Most films get their plot into full swing within the first ten minutes, but it's not until 20 minutes in that THE DEPARTED even shows its title screen. Luckily, this is the type of movie that earns the right to take its sweet time. Alongside its technical merits behind the camera, the actors in front of the camera do just as amazing of a job. DiCaprio especially shines in the forerunning role, expressing an astounding amount of emotion even when saying nothing at all (where the hell was this guy's Oscar nomination?). Also impressing are the always-great Matt Damon and Jack Nicholson, playing their own versions of "the likable bad guy." And despite some of the criticisms from both fans and reviewers, I though Vera Farmiga (the smokin' hot wife from RUNNING SCARED) was perfect as the love interest. Filling out the cast are Mark Whalberg, Martin Sheen, and Alec Baldwin, all of whom own their somewhat limited screen time to full effect. This certainly is a powerful ensemble piece, and it's only a portion of what makes THE DEPARTED just so damn compelling and entertaining to watch.
The regular 2-Disc Special Edition is nice and all, but if you're as much of a packaging nut as I am, you're gonna wanna pick up the exclusive Limited Edition with the exclusive steel case and collectible poster artwork. You can get it at Best Buy, and apparently some other store called Future Shop. Basically, it's the same thing as the Special Edition, only a helluva lot cooler. My rating for the DVD, however, strictly applies to the regular 2-Disc. Even though it's not bursting with special features, the quality of the ones at hand are very high. The only thing truly missing is a commentary, which sucks because this is the type of film that could really use one.

Stranger Than Fiction: The True Story of Whitey Bulger, Southie and the Departed (21:06): This cool featurette goes into detail (partially through interviews with the cast/crew) about the Boston mob's rich history, and some of the more prominent people that were a part of it. It also explains the real-life influences that affected the movie and its characters.

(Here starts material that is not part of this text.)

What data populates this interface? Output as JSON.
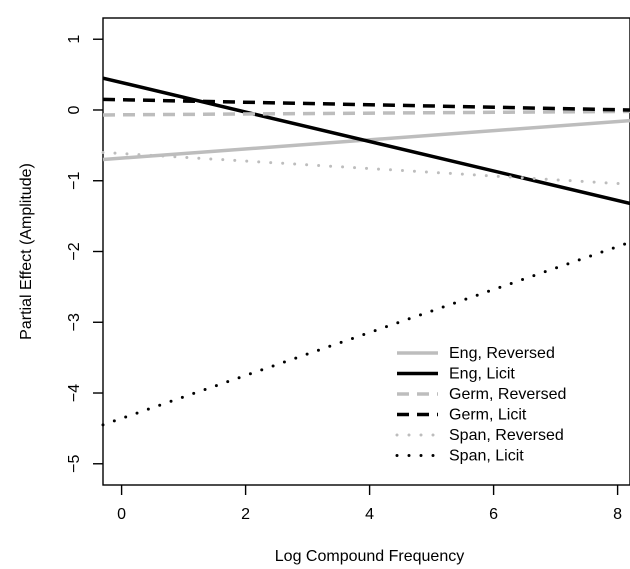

Scorsese on Scorsese (1:25:42): From Turner Classic Films, this excellent and in-depth documentary is perfect for anybody who has any interest in the acclaimed director. Scorsese discusses his home life, how it affected his films, and, of course, he also divulges plenty of information regarding his various film work. Unfortunately, this was made back in 2004, so THE DEPARTED is not covered.

Crossing Criminal Cultures (24:02): This featurette (which is a lot like "Stranger Than Fiction," above) revolves around the relation between THE DEPARTED and some of Scorsese's other crime films, as well as the differences between the mob elements. Very interesting stuff.

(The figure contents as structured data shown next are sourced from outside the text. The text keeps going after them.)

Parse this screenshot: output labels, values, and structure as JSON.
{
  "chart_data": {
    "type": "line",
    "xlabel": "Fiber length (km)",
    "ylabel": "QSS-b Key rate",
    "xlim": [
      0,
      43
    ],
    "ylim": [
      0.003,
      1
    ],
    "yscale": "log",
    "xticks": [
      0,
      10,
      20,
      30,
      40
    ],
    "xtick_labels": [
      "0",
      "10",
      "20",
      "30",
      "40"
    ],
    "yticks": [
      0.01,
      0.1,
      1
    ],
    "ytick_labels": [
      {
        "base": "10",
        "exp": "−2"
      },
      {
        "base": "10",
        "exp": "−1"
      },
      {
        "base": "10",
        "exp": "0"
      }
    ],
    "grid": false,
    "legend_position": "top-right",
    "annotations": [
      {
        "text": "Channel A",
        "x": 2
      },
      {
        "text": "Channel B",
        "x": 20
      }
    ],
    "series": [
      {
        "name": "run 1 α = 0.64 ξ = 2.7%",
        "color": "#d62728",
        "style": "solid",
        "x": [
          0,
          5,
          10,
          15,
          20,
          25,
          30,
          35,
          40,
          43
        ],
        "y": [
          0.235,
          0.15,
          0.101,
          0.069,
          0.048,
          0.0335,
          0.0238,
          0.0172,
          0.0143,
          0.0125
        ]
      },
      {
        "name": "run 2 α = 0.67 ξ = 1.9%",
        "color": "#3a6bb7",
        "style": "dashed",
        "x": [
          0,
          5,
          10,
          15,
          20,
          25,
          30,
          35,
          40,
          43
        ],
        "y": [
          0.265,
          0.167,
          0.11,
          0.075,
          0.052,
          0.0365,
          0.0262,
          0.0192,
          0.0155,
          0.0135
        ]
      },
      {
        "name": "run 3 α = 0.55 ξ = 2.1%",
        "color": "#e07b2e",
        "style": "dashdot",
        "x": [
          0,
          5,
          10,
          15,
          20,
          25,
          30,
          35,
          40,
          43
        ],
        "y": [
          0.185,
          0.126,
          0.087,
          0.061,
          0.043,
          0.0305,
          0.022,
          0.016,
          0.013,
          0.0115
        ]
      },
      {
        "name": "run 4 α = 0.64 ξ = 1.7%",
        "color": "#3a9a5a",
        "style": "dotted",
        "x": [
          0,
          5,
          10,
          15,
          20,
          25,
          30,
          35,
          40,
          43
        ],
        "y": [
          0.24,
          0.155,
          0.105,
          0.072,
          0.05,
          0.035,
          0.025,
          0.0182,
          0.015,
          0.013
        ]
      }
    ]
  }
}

Additional Scenes (19:23 - with introductions by Martin Scorsese): There are nine deleted and extended scenes, all of which met the chopping block for apparent reasons. Scorsese is informative in his comments, and even though the scenes weren't good enough to be in the final film, they're still worth a look.

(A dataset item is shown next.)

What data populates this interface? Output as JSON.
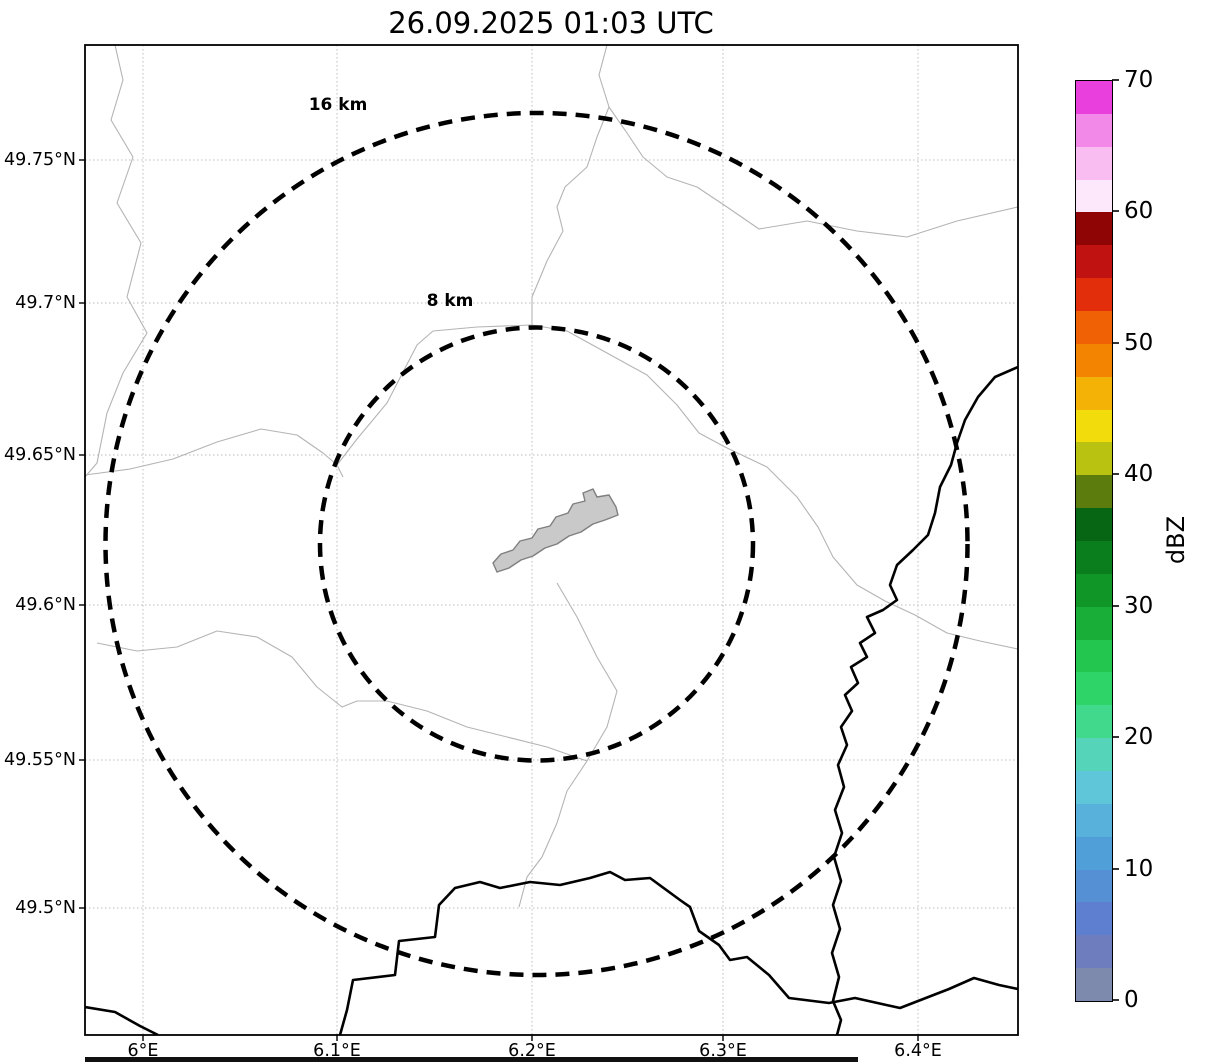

Also included is the film's Theatrical Trailer.
If you're a fan of Martin Scorsese and blood-splattered crime flicks, it doesn't get much better than THE DEPARTED. This is the kind of film movie buffs like myself have wet dreams about (minus the excessive nudity - drats!). It's got a great cast, an excellent story, a genius director, a terrific script, and an absolutely perfect surprise ending (although that last one's debatable - I know plenty of others who would argue the exact opposite). Next to CHILDREN OF MEN, THE DEPARTED is easily my favorite movie of the year. Only time will tell if it becomes one of my favorites of all-time.